After he is healed from his blindness, Paul immediately begins to do ministry in the same Damascus synagogue he intended to visit. His preaching “agitates” (συγχέω) the synagogues, a verb which has the sense of amazement and surprise. Sometimes Luke uses this verb to describe the confusion of a crowd about to riot (Acts 19:29, variant text, 21:27). What agitates the synagogues is Paul’s successful argument Jesus is the Christ. Paul teaches from Scripture and is empowered by the Holy Spirit in such a way that convinces people. This may not imply they believed, but it was hard to argue against Paul’s evidence.
Where did Paul get this evidence? On the one hand, boldness in preaching is one of Luke’s evidences that an individual is yielded to the Holy Spirit. Like Peter before the Sanhedrin, Paul is filled with the Holy Spirit and boldly speaks the message of Jesus. A second source for his preaching is likely the preaching of Peter, or better, Stephen in the Synagogue.
Undoubtedly Paul has been arguing with Stephen and other Hellenists in the Synagogue for some time, Paul now accepts their arguments and begins to extend them to other scripture. A third source may be Paul’s own thinking about the Messiah and the Messianic age as a well-trained rabbi.
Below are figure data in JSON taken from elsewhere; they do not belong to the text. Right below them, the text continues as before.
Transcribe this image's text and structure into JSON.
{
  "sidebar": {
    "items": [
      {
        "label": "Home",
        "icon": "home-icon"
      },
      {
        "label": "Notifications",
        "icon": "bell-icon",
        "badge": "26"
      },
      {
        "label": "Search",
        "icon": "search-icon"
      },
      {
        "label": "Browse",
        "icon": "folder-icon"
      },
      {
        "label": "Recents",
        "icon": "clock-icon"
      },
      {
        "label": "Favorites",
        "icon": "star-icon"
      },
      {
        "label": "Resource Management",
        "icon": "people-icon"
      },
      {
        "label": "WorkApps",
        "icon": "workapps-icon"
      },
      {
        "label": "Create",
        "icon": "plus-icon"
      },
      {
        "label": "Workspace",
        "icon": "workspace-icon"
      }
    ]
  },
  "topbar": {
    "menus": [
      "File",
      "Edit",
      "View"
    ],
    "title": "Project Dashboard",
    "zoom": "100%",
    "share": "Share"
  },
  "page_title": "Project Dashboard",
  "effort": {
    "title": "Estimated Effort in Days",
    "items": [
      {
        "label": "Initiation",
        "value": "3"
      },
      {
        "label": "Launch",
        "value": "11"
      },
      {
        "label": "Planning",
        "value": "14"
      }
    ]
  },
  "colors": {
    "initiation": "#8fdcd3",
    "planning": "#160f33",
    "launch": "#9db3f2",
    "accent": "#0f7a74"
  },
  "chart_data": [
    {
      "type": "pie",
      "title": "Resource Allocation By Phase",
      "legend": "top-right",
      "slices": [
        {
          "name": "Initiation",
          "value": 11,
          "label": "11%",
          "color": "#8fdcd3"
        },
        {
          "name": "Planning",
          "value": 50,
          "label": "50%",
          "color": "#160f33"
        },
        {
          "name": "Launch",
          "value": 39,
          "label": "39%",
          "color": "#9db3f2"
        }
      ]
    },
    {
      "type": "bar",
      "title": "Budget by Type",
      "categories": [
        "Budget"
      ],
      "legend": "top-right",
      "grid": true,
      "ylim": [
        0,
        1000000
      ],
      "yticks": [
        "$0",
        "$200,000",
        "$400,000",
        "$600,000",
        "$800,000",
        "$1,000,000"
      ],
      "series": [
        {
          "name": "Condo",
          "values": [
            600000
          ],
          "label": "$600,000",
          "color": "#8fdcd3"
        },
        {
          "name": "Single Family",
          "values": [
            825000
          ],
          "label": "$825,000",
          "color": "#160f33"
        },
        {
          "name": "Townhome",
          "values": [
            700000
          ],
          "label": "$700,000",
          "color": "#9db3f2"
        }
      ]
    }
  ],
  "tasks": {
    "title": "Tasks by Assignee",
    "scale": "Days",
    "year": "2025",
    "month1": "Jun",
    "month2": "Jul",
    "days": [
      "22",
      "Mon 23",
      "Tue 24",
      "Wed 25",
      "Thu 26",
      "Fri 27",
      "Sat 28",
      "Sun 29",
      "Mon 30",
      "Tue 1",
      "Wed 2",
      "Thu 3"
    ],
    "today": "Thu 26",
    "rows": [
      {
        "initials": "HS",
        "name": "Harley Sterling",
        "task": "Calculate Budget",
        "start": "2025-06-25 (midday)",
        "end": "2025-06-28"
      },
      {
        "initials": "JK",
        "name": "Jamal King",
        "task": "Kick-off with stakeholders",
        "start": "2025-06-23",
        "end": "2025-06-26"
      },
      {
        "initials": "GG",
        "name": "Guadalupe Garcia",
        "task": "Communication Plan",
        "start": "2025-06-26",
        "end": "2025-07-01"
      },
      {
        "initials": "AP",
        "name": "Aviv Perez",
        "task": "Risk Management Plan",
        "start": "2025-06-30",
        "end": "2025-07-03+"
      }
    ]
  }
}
As observed in the last few posts, Paul does not go from totally ignorant of God to a faithful follower of Jesus. He was already aware of messianic texts and methods of argument in rabbinic discussions as well as how to present scripture in a synagogue context. Paul took what he already knew to be the truth and ran it through the filter of the resurrected Jesus and preached that Gospel in the synagogues in Damascus.
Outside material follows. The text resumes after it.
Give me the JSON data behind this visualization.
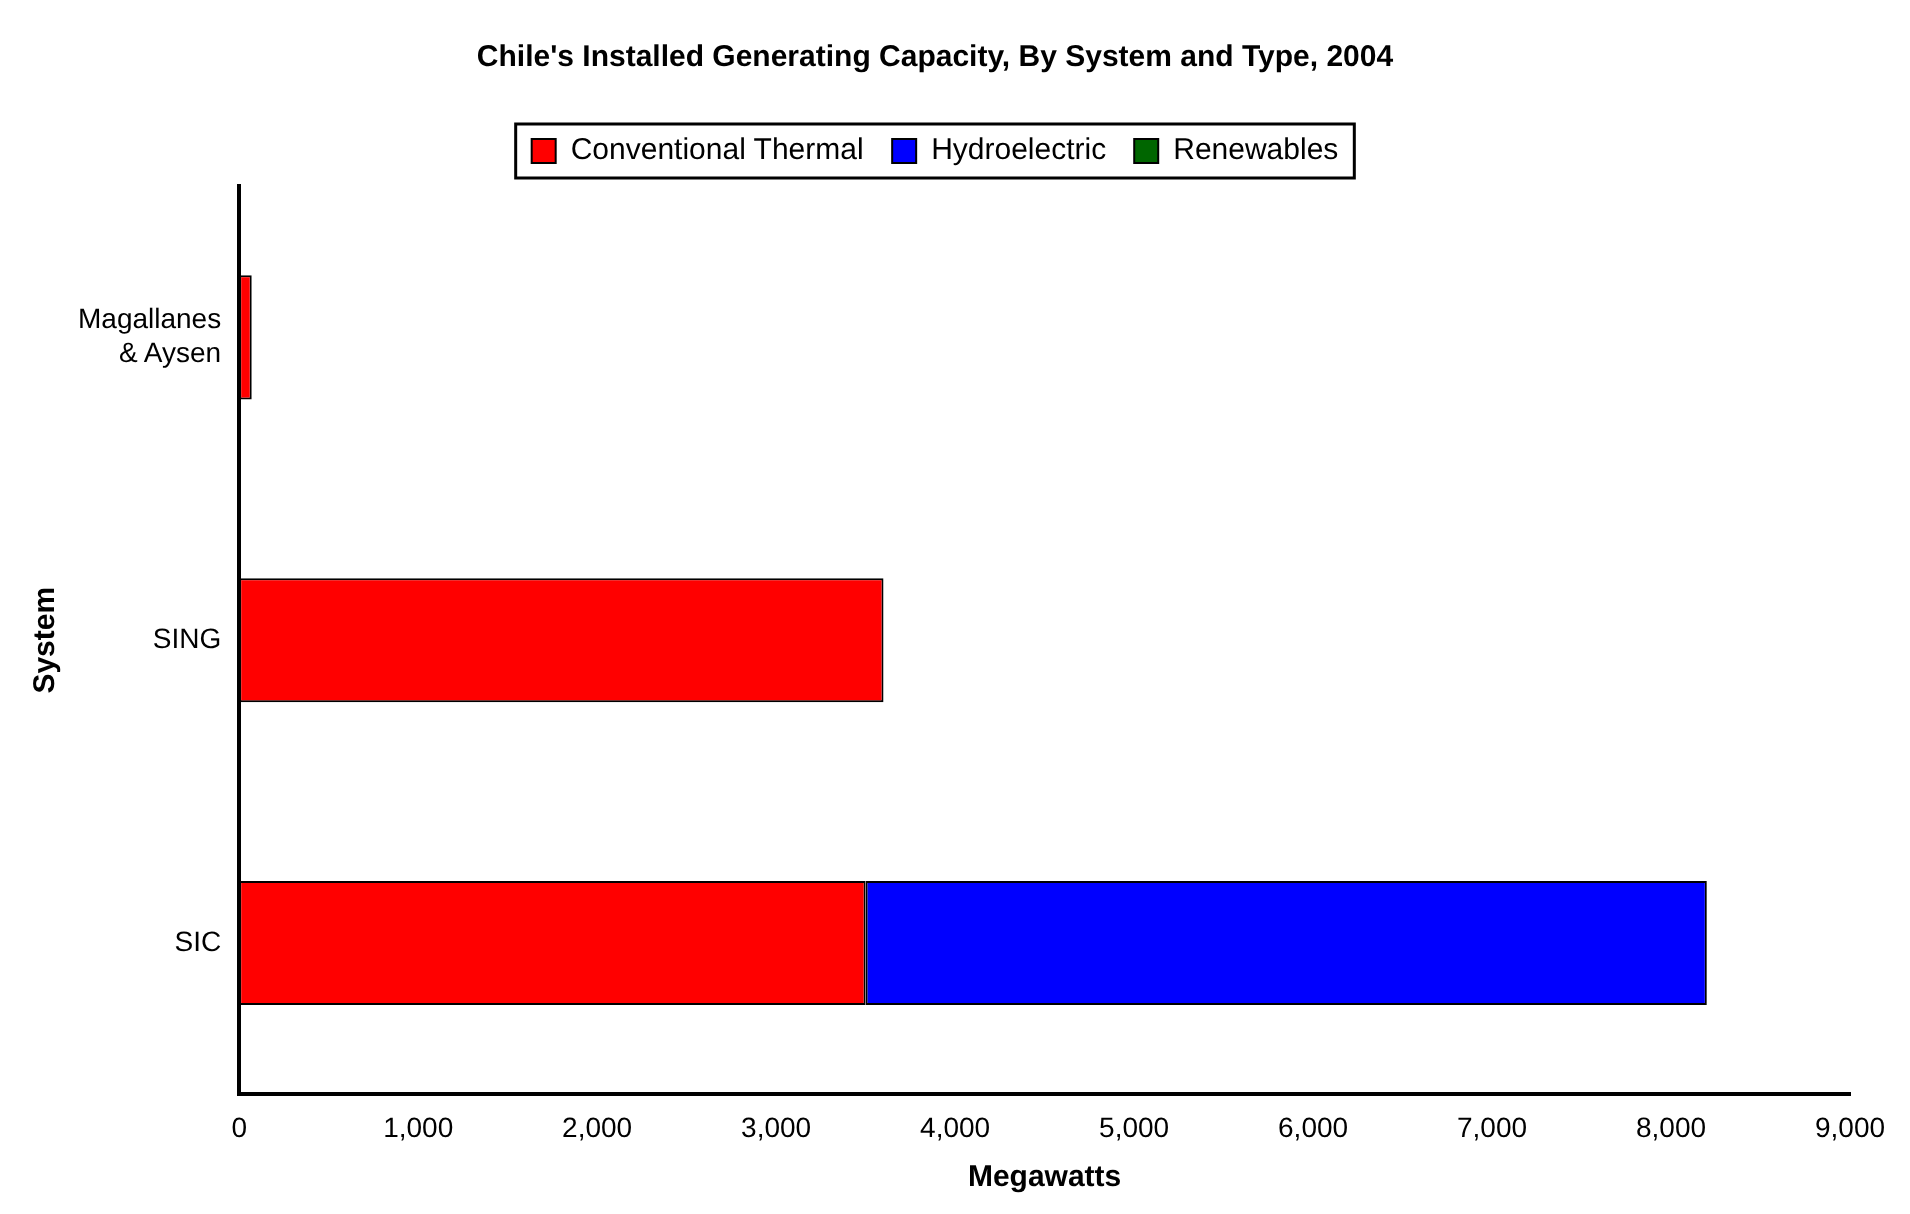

Once again, Luke presents powerful preaching and excellent scholarship working together to convince people of the truth of the Gospel. Paul is extremely confrontational – he goes right to the people who likely wanted the Jesus Community to be silent and announces that he is one of them! This is a boldness which is a direct result of the encounter with Jesus and the filling of the Holy Spirit.
There other elements of a “boldness” theme in Acts and clearly Luke is presenting the ministers of the Gospel as unusually bold in their confrontation with authority. By way of application, should we use Paul’s boldness as a model for modern mission, and if so, what would that look like? Does this sort of “boldness” work in a pluralistic society like modern America?